A conservative writer at The Bulwark unloaded on House Speaker Mike Johnson on Thursday, casting his entire tenure as a study in surrender and branding it with one cutting word: "impotence."
In a piece titled "Mike Johnson, Lollygagger of the House," reporter Joe Perticone argued that the Louisiana Republican stands apart from his recent predecessors because he has made handing power to the White House his defining act.
"Each House speakership ends up having its own unique character—forged through a combination of successes and failures," Perticone wrote, before walking through the legacies of Nancy Pelosi, Paul Ryan, John Boehner, and Kevin McCarthy.
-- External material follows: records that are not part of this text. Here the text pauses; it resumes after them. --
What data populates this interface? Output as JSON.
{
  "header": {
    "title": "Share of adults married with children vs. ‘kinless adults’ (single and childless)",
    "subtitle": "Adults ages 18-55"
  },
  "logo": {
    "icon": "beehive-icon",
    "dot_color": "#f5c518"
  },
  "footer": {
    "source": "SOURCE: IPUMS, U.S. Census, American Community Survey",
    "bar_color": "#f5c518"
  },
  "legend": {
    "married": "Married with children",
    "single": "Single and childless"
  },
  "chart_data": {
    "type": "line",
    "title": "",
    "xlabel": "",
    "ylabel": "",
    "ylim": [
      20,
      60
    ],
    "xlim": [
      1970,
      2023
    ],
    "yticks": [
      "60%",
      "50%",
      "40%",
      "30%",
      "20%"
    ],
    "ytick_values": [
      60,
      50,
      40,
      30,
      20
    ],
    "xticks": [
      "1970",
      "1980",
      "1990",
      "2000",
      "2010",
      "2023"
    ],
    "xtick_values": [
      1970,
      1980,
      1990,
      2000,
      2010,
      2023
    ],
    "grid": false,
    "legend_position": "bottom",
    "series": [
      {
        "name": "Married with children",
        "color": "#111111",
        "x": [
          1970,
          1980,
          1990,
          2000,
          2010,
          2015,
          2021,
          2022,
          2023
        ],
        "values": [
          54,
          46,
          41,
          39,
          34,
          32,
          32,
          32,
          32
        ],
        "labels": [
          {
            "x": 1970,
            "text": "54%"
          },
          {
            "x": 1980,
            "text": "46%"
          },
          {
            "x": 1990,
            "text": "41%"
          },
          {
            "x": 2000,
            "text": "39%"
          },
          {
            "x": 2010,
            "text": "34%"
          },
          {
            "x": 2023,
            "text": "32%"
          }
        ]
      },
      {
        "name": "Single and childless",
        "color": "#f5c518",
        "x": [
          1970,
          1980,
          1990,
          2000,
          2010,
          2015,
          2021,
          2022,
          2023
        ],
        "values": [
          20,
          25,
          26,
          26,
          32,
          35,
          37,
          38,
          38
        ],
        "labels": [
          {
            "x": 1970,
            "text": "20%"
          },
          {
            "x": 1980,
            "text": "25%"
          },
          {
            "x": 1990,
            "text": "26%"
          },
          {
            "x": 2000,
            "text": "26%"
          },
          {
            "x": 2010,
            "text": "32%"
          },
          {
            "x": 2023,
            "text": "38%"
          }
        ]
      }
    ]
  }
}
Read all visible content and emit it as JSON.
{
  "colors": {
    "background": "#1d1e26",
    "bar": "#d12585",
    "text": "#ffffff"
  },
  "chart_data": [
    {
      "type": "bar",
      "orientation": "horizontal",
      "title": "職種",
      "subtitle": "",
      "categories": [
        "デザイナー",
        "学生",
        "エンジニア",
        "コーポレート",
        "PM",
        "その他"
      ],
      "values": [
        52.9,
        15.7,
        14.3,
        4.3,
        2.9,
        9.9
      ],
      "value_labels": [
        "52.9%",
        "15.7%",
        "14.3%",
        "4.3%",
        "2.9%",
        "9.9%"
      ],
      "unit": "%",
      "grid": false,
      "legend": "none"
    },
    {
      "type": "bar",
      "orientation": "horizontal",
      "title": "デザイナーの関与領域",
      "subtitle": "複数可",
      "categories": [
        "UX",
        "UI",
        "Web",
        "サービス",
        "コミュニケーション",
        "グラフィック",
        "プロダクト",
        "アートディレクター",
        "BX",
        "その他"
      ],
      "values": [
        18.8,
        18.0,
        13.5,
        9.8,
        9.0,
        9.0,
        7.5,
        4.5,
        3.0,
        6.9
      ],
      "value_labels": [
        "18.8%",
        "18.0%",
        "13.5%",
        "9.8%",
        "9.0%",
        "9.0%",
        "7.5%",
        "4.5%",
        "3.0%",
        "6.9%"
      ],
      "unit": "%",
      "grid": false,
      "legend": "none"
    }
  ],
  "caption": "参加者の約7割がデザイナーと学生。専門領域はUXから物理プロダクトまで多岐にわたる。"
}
Pelosi, he noted, ruled her caucus with an iron fist and muscled through landmark bills like the Affordable Care Act. Ryan and Boehner moved substantial legislation and landed lucrative post-Congress gigs. McCarthy was tarred and feathered on the House floor, figuratively speaking, and has yet to find a soft landing.
Then Perticone torched Johnson.
"Mike Johnson's speakership is somewhat different from all these," he wrote. "His overriding project has been to cede whatever power and decision-making he can to the White House, and this has, in turn, given shape to an unusual legacy, one defined by impotence."
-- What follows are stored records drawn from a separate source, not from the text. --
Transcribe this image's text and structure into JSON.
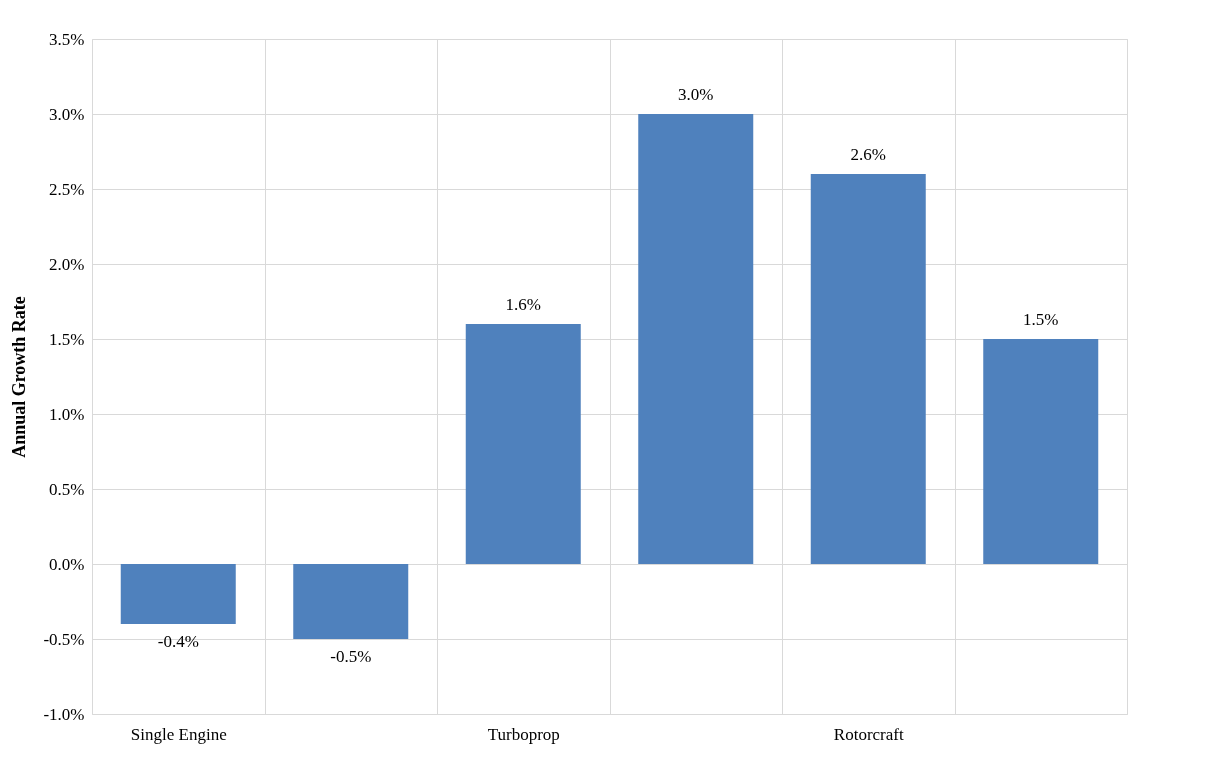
{
  "chart_data": {
    "type": "bar",
    "ylabel": "Annual Growth Rate",
    "categories": [
      "Single Engine",
      null,
      "Turboprop",
      null,
      "Rotorcraft",
      null
    ],
    "values": [
      -0.4,
      -0.5,
      1.6,
      3.0,
      2.6,
      1.5
    ],
    "value_labels": [
      "-0.4%",
      "-0.5%",
      "1.6%",
      "3.0%",
      "2.6%",
      "1.5%"
    ],
    "color": "#4f81bd",
    "ylim": [
      -1.0,
      3.5
    ],
    "yticks": [
      {
        "value": -1.0,
        "label": "-1.0%"
      },
      {
        "value": -0.5,
        "label": "-0.5%"
      },
      {
        "value": 0.0,
        "label": "0.0%"
      },
      {
        "value": 0.5,
        "label": "0.5%"
      },
      {
        "value": 1.0,
        "label": "1.0%"
      },
      {
        "value": 1.5,
        "label": "1.5%"
      },
      {
        "value": 2.0,
        "label": "2.0%"
      },
      {
        "value": 2.5,
        "label": "2.5%"
      },
      {
        "value": 3.0,
        "label": "3.0%"
      },
      {
        "value": 3.5,
        "label": "3.5%"
      }
    ],
    "grid": true
  }
}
The takedown lands as Johnson's own members increasingly route around him. According to a recent analysis from Georgetown's Government Affairs Institute, House Republicans under Johnson have set the modern record for successful discharge petitions, the procedural workaround that lets a majority of members force a floor vote without the Speaker's blessing.
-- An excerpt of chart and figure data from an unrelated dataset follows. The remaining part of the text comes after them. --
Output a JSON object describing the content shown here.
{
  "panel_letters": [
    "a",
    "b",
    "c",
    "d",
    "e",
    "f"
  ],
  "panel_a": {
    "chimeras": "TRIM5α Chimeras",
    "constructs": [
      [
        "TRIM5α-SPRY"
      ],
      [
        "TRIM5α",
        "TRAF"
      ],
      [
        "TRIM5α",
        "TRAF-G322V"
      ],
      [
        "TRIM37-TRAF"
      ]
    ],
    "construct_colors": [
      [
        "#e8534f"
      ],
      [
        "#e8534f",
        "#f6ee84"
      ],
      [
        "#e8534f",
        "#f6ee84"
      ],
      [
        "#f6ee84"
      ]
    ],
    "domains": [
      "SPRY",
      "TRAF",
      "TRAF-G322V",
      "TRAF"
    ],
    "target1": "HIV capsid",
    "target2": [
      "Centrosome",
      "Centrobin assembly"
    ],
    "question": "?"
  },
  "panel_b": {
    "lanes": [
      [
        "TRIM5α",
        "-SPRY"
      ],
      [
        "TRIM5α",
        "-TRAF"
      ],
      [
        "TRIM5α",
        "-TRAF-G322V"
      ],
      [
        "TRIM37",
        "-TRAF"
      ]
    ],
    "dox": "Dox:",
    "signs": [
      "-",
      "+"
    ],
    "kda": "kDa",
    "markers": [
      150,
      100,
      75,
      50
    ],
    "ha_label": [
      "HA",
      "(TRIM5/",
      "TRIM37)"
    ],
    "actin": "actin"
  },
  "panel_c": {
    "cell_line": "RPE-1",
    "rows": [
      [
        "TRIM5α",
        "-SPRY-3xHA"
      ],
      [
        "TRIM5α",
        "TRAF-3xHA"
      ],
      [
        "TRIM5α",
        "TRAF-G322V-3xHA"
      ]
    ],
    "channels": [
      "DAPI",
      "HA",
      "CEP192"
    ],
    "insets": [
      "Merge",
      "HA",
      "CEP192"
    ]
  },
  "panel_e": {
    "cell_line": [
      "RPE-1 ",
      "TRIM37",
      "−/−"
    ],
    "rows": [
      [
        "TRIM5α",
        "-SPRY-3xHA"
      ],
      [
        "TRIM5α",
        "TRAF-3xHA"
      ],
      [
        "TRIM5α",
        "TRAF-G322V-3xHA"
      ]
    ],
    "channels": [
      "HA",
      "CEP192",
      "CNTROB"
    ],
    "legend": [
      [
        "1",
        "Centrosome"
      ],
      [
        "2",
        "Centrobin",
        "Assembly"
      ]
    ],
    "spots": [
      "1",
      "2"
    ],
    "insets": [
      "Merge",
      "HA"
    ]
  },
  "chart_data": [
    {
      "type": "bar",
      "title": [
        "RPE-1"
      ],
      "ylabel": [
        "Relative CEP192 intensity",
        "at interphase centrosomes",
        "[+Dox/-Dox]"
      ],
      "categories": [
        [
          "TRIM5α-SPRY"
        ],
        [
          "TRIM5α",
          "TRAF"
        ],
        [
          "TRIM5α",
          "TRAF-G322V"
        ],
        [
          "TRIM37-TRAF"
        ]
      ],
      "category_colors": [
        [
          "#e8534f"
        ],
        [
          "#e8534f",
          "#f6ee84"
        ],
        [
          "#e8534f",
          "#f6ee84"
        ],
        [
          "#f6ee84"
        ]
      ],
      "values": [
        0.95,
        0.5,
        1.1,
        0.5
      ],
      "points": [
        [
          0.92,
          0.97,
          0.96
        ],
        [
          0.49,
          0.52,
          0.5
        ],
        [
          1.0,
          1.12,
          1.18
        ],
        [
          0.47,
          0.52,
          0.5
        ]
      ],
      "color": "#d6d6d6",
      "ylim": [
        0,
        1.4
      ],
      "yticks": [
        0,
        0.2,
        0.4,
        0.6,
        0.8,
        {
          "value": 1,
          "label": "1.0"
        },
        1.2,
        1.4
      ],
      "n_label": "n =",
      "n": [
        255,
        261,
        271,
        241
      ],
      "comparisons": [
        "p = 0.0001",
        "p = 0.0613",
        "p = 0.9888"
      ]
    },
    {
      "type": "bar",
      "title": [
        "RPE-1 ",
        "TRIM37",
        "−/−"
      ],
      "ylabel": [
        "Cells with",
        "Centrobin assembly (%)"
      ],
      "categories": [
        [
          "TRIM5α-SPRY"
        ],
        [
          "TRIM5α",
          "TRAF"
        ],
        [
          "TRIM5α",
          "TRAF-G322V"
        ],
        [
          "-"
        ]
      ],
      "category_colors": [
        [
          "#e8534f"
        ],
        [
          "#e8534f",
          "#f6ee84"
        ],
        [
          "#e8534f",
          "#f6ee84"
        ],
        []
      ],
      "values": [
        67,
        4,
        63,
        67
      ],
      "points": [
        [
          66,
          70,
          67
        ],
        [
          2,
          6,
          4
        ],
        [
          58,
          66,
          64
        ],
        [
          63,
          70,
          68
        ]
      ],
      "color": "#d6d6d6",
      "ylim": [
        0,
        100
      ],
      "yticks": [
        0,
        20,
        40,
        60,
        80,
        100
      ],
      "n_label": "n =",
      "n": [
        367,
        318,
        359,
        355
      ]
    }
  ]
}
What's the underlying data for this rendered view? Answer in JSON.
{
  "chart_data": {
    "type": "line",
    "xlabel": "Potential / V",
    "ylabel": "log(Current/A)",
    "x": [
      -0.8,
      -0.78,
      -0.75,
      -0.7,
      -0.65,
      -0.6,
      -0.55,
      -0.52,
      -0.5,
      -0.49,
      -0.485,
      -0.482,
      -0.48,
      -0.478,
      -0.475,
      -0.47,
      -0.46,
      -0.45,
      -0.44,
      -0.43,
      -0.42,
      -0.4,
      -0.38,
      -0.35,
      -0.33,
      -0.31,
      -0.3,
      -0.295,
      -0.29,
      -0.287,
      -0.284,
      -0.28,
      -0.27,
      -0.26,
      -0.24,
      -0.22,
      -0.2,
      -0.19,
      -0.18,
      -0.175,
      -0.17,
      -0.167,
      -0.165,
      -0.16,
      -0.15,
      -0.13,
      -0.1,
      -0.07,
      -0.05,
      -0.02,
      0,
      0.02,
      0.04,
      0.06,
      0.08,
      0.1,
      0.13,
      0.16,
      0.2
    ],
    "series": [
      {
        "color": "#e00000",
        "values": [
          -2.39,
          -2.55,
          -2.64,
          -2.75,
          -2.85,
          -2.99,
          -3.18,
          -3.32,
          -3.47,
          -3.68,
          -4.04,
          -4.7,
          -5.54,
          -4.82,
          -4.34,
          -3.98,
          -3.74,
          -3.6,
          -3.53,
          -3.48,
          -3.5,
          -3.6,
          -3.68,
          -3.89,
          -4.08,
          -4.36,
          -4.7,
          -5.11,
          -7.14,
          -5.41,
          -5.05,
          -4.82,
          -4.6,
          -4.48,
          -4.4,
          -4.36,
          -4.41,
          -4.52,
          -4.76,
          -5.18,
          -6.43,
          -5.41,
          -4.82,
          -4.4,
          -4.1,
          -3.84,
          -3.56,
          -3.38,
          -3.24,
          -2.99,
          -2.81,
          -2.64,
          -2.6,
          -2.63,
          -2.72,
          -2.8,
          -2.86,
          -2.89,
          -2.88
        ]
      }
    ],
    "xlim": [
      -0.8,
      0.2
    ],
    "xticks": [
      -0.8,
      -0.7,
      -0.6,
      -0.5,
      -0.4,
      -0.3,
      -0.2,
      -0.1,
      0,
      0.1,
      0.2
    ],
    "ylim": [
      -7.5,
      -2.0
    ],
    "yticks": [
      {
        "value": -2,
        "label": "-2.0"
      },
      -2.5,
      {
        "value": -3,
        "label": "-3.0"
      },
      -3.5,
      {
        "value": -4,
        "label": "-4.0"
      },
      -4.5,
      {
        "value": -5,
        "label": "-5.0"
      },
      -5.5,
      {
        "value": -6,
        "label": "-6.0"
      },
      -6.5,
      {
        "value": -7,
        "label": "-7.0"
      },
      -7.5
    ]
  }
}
Perticone pointed to the same dynamic, writing that "In recent months there has been a strange spirit of bipartisanship among frustrated House members, who have relied on the previously rare tactic of discharge petitions to circumvent Johnson" — a streak that has left the Speaker visibly outmaneuvered and reduced to insisting he "has not lost control" of the chamber.
The Bulwark was founded in 2018 by Sarah Longwell, Bill Kristol, and Charlie Sykes as a Never Trump home for center-right writers cast out as the Republican Party reorganized around President Donald Trump.